Le polemiche sul teatro Verdi: un’altra tappa nella “fiera delle mediocrità”

Fabri, Faustini, Farini
Il Verdi di Luigi Poletti dopo il passaggio dei bombardieri

Duemila ternani hanno messo la firma sotto un documento che chiede che il nuovo Verdi sia quello vecchio. Gli altri 108 mila, però, la firma non ce l’hanno messa. Perché quei duemila dovrebbero contare di più rispetto a tutti gli altri? Eppure si appellano alla democrazia, al diritto al dissenso che scambiano col diritto ad avere per forza ragione.

Loro vogliono il teatro come lo fece Luigi Poletti, l’ “Architetto del Papa” attorno al 1840, quando Terni faceva parte dello Stato Pontificio, il cui governo faceva e disfaceva con una certa noncuranza, tanto che le città suddite cercavano di captarne la benevolenza.
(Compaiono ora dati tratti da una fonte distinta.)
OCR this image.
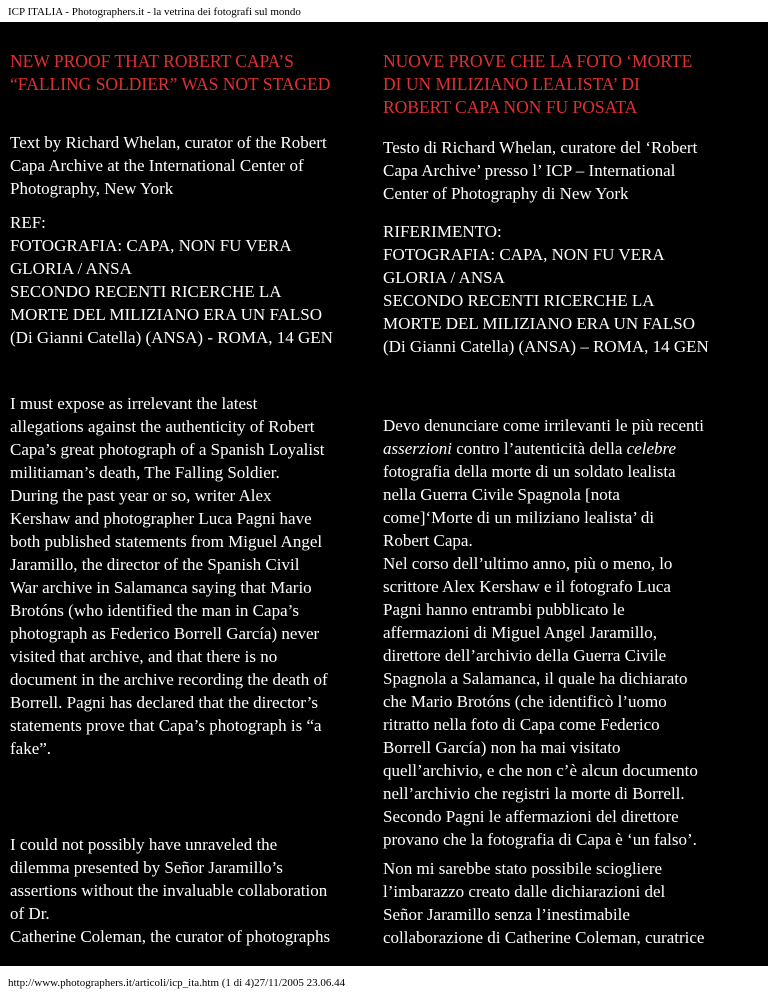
ICP ITALIA - Photographers.it - la vetrina dei fotografi sul mondo
NEW PROOF THAT ROBERT CAPA’S
“FALLING SOLDIER” WAS NOT STAGED
Text by Richard Whelan, curator of the Robert
Capa Archive at the International Center of
Photography, New York
REF:
FOTOGRAFIA: CAPA, NON FU VERA
GLORIA / ANSA
SECONDO RECENTI RICERCHE LA
MORTE DEL MILIZIANO ERA UN FALSO
(Di Gianni Catella) (ANSA) - ROMA, 14 GEN
I must expose as irrelevant the latest
allegations against the authenticity of Robert
Capa’s great photograph of a Spanish Loyalist
militiaman’s death, The Falling Soldier.
During the past year or so, writer Alex
Kershaw and photographer Luca Pagni have
both published statements from Miguel Angel
Jaramillo, the director of the Spanish Civil
War archive in Salamanca saying that Mario
Brotóns (who identified the man in Capa’s
photograph as Federico Borrell García) never
visited that archive, and that there is no
document in the archive recording the death of
Borrell. Pagni has declared that the director’s
statements prove that Capa’s photograph is “a
fake”.
I could not possibly have unraveled the
dilemma presented by Señor Jaramillo’s
assertions without the invaluable collaboration
of Dr.
Catherine Coleman, the curator of photographs
NUOVE PROVE CHE LA FOTO ‘MORTE
DI UN MILIZIANO LEALISTA’ DI
ROBERT CAPA NON FU POSATA
Testo di Richard Whelan, curatore del ‘Robert
Capa Archive’ presso l’ ICP – International
Center of Photography di New York
RIFERIMENTO:
FOTOGRAFIA: CAPA, NON FU VERA
GLORIA / ANSA
SECONDO RECENTI RICERCHE LA
MORTE DEL MILIZIANO ERA UN FALSO
(Di Gianni Catella) (ANSA) – ROMA, 14 GEN
Devo denunciare come irrilevanti le più recenti
asserzioni contro l’autenticità della celebre
fotografia della morte di un soldato lealista
nella Guerra Civile Spagnola [nota
come]‘Morte di un miliziano lealista’ di
Robert Capa.
Nel corso dell’ultimo anno, più o meno, lo
scrittore Alex Kershaw e il fotografo Luca
Pagni hanno entrambi pubblicato le
affermazioni di Miguel Angel Jaramillo,
direttore dell’archivio della Guerra Civile
Spagnola a Salamanca, il quale ha dichiarato
che Mario Brotóns (che identificò l’uomo
ritratto nella foto di Capa come Federico
Borrell García) non ha mai visitato
quell’archivio, e che non c’è alcun documento
nell’archivio che registri la morte di Borrell.
Secondo Pagni le affermazioni del direttore
provano che la fotografia di Capa è ‘un falso’.
Non mi sarebbe stato possibile sciogliere
l’imbarazzo creato dalle dichiarazioni del
Señor Jaramillo senza l’inestimabile
collaborazione di Catherine Coleman, curatrice
http://www.photographers.it/articoli/icp_ita.htm (1 di 4)27/11/2005 23.06.44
Che c’entrasse anche l’incarico dato all’architetto che il Papa magnificava per come gli aveva restaurato la chiesa di San Paolo fuori le Mura? Un fatto è certo: Poletti di teatri ne fece tre: a Terni, a Rimini e a Fano, tutte e tre città pontificie.

A Rimini e Fano – luogo quest’ultimo noto ai ternani soprattutto per le indicazioni stradali lungo la statale Flaminia – hanno speso somme notevoli per ammodernare quei teatri di Poletti e renderli più vicini alle esigenze degli spettacoli di oggi, cui non si va – ormai – in carrozza e frack, tra svolazzare di veli di dame inghirlandate. Pensare a ricostruire tale e quale quel passato si chiama nostalgia.

Comunque attorno a questa faccenda del Poletti è nata una diatriba tale per cui nello scontro tra chi vorrebbe un teatro moderno che segni i tempi dell’inizio del XXI secolo e i nostalgici si è andati avanti a rilento. Non solo, ma infilando una serie di strade tortuose per cui ora il teatro bisogna farlo così come indica il frutto dei compromessi. Né carne né pesce, un po’ di tutto e un po’ di niente. Così da una parte il Comune affretta perché ormai quel che è fatto è fatto, perché ha fretta di inaugurare, perché i soldi sono già pochi e più tempo passa e meno basteranno. Invece c’è chi riparte col dibattito; chi tra incensamenti e slinguazzamenti all’assessore ai Lavori pubblici vorrebbe riaprire la discussione. Così ricominciamo da capo. Un’altra lunga ditriba, un altro braccio di ferro tra esperti, tra chi crede di esserlo e tra chi spaccia per tale senza nemmeno rendersi conto che non è vero. Ma il risultato, alla fine, potrà essere diverso?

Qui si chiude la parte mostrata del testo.